Question

Find the radius of a BCC molecule having an edge length of \( 2.0 \times 10^{-11} \) m.

• A. \( 1.0 \times 10^{-11} \) m
• B. \( 1.5 \times 10^{-11} \) m
• C. \( 2.0 \times 10^{-11} \) m
• D. \( 3.0 \times 10^{-11} \) m

Hint:

In a BCC unit cell, the body diagonal connects two corner atoms and the center atom.

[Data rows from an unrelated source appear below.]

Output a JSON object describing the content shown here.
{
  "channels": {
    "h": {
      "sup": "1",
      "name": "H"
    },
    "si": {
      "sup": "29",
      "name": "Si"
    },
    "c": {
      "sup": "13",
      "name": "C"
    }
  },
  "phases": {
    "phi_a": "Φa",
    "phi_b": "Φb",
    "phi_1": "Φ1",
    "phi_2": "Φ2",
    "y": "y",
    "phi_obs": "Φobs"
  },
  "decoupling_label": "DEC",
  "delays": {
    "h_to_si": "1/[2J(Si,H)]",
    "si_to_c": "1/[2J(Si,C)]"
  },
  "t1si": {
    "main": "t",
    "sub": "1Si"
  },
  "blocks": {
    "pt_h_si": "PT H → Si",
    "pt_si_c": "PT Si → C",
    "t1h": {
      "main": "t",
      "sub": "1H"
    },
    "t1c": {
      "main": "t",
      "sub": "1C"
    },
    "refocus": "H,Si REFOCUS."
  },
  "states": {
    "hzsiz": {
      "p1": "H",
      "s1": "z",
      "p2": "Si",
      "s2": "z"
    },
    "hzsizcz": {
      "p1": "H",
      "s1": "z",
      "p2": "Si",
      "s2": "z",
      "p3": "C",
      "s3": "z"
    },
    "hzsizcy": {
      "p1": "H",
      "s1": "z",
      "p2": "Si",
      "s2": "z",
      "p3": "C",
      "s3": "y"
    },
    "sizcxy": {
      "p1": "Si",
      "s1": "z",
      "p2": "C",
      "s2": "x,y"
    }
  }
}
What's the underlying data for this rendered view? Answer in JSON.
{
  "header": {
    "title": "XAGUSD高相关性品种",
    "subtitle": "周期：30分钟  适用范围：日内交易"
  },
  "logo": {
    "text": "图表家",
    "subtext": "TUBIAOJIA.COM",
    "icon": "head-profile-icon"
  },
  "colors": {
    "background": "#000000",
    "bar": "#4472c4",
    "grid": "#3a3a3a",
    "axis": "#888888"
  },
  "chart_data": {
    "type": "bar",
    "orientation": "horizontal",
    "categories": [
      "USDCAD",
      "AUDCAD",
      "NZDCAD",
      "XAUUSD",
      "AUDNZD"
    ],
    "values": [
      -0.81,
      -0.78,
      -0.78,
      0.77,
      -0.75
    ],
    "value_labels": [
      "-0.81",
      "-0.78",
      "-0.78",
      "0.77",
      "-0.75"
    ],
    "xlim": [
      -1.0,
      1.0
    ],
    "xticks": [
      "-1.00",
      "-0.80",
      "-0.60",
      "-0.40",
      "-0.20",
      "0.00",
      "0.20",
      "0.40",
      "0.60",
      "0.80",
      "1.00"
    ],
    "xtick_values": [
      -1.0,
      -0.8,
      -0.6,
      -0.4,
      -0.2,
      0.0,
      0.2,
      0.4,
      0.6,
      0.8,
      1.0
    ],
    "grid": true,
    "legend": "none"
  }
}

The relationship between the edge length and the radius of the atoms is given by \( r = \frac{\sqrt{3}}{4} \, a \).

Answer 1

The Correct Option is A

In a Body-Centered Cubic (BCC) unit cell, atoms are positioned at each corner and one at the cube's center. The distance between the centers of two atoms along the body diagonal is four times the atomic radius.
Step 1: Edge length-radius relationship Let the edge length of the BCC unit cell be \( a \). The body diagonal of a BCC unit cell, determined by the Pythagorean theorem, is \( \sqrt{3} \, a \). This diagonal traverses two atoms (center and corner), so it also equals \( 4r \), where \( r \) is the atomic radius. Therefore: \[ \sqrt{3} \, a = 4r \] 
Step 2: Radius calculation Rearranging to solve for \( r \): \[ r = \frac{\sqrt{3}}{4} \, a \] 
Step 3: Edge length substitution Given the edge length \( a = 2.0 \times 10^{-11} \, \text{m} \), substitute this value: \[ r = \frac{\sqrt{3}}{4} \times 2.0 \times 10^{-11} = 1.0 \times 10^{-11} \, \text{m} \] The radius of the BCC molecule is consequently \( {1.0 \times 10^{-11}} \, \text{m} \).